For John Kavulich of the New York-based US Cuba Trade and Economic Council, a non-partisan information clearinghouse on Cuba and business, the currency rule changes “may gain them some short term liquidity. But the question than is what does the government do with it?”
“Commercial and economic models are only functioning because of the largesse of third parties ... China has given grants, substantial financing, payment terms, commercial economic and financial assistance. And of course (ally and oil supplier) Venezuela, that is well known. Their indebtedness to Venezuela may exceed one billion dollars,” Kavulich said.
Cuba has “tied it to the US presidential election, which is unfortunate. Because commercially economically and politically, it does make sense for government to say we don’t want a third country currency as the preferred medium for exchange in their country.
“It makes sense ... But in Cuba’s case, their decisions always have this overt political context that relates to the United States. And to say that actions by the US government are THE reason for this decision is misleading at best,” Kavulich said.
Cuban citizens will still be able to possess a certain amount of US dollars, but using them in commercial transactions or in retail will be banned, a Cuban central bank statement said.
If they want to shop at special stores that sell goods for foreign currencies, they will have to convert their dollars to convertible pesos at a rate of one for one. But there will be a 10-percent tax imposed on each transaction involving US dollars.
“Cubans are going to have a lot of reservations about exchanging their money. A lot of people are saving up to leave, or to do something, and the 10 percent tax is going to keep some people from exchanging all their dollars,” said de Aragon.
“The black market will be back. Things are getting more and more complicated, more and more closed off.”
Kavulich underscored the importance of the political timing of the Cuban announcement, just ahead of the November 2 US presidential vote, taking effect just after it. He said Cuba may hope for a Kerry win which might lead to reversal of restrictions imposed by US President George W. Bush on Cuban-American travel, remittance and expenditure restrictions.
“We think that this move is yet another indicator that Castro is refusing to do what’s best for his own people. It shows that he’s cynically trying to preserve a bankrupt regime at his people’s expense,” State Department spokesman Adam Ereli said.
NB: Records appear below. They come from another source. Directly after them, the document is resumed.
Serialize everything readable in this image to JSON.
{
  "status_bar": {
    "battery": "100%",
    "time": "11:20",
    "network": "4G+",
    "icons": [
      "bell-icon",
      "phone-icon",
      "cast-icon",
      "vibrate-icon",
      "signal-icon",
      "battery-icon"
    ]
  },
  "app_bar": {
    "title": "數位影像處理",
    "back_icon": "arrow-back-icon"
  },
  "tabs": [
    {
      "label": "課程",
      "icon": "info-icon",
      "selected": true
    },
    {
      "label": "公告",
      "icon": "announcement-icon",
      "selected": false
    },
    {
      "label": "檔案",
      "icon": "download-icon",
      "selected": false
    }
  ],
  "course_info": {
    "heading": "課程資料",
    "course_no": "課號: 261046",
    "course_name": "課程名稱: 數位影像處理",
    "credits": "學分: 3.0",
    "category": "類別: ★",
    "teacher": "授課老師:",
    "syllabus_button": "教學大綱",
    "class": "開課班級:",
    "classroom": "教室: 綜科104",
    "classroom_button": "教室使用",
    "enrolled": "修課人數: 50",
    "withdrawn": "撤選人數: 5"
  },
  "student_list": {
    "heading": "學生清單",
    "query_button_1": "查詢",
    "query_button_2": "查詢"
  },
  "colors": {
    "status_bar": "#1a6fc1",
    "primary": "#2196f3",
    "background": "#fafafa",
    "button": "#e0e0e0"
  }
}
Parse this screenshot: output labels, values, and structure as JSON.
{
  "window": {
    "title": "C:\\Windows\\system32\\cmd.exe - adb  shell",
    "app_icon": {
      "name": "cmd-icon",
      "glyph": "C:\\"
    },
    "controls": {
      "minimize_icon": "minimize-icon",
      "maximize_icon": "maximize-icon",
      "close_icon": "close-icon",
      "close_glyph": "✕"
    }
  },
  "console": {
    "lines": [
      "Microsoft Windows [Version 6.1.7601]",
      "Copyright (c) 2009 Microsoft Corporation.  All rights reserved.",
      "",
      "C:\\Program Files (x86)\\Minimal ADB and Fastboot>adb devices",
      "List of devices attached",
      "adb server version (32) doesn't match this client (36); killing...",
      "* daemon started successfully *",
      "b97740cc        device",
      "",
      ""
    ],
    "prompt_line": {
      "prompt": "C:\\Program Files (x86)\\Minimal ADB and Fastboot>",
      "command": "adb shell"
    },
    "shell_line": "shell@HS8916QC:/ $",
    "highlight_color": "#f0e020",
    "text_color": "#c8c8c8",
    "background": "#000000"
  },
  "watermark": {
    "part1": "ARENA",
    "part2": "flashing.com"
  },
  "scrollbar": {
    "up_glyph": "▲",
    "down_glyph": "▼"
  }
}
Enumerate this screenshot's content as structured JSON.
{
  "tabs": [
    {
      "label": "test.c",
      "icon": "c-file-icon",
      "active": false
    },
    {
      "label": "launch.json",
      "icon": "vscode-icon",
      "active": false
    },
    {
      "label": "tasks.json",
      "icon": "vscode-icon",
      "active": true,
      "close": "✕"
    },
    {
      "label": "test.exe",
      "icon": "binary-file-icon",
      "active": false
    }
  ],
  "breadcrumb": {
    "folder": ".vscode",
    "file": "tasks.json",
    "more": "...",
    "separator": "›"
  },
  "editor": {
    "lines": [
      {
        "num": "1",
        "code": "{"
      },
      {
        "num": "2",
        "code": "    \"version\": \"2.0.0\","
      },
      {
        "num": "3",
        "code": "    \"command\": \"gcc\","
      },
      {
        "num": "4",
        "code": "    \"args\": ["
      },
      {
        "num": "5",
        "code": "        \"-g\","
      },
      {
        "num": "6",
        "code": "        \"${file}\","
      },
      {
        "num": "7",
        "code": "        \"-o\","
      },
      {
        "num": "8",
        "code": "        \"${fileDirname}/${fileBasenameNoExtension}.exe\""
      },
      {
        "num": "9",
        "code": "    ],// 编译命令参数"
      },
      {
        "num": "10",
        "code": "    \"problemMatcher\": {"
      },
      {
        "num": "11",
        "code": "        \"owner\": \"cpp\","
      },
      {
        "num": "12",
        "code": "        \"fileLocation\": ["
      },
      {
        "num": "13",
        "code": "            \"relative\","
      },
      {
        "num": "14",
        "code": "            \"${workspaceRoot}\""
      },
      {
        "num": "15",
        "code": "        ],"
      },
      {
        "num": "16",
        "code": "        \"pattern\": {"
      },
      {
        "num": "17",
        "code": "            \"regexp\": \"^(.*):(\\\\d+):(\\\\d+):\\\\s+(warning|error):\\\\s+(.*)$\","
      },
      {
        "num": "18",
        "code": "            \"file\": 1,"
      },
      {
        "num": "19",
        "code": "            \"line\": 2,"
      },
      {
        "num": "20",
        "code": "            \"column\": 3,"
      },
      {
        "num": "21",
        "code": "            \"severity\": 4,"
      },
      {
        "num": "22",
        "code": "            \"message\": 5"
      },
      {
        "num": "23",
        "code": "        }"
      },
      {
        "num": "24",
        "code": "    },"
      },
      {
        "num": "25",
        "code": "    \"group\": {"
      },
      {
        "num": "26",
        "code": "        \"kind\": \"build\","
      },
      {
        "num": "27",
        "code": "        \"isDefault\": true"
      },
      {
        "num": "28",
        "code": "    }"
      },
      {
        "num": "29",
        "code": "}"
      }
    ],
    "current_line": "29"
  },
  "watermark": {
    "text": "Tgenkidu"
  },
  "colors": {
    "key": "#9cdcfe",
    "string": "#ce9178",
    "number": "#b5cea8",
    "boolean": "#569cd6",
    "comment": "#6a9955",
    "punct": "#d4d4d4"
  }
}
“We see it as a confiscatory measure that demonstrates that President (George W.) Bush’s policy is working. It’s squeezing the regime and causing them to take extreme measures that underscore its own inherent weaknesses,” Ereli added.
In 1993, in the midst of economic free-fall on the heels of the collapse of the communist bloc, Cuba legalized free circulation of the dollar. Havana then in 1995 created the “convertible peso” to fill the gap between supply and demand for greenbacks on the island, a mechanism that until now funneled some—but not all—local greenbacks into government hands.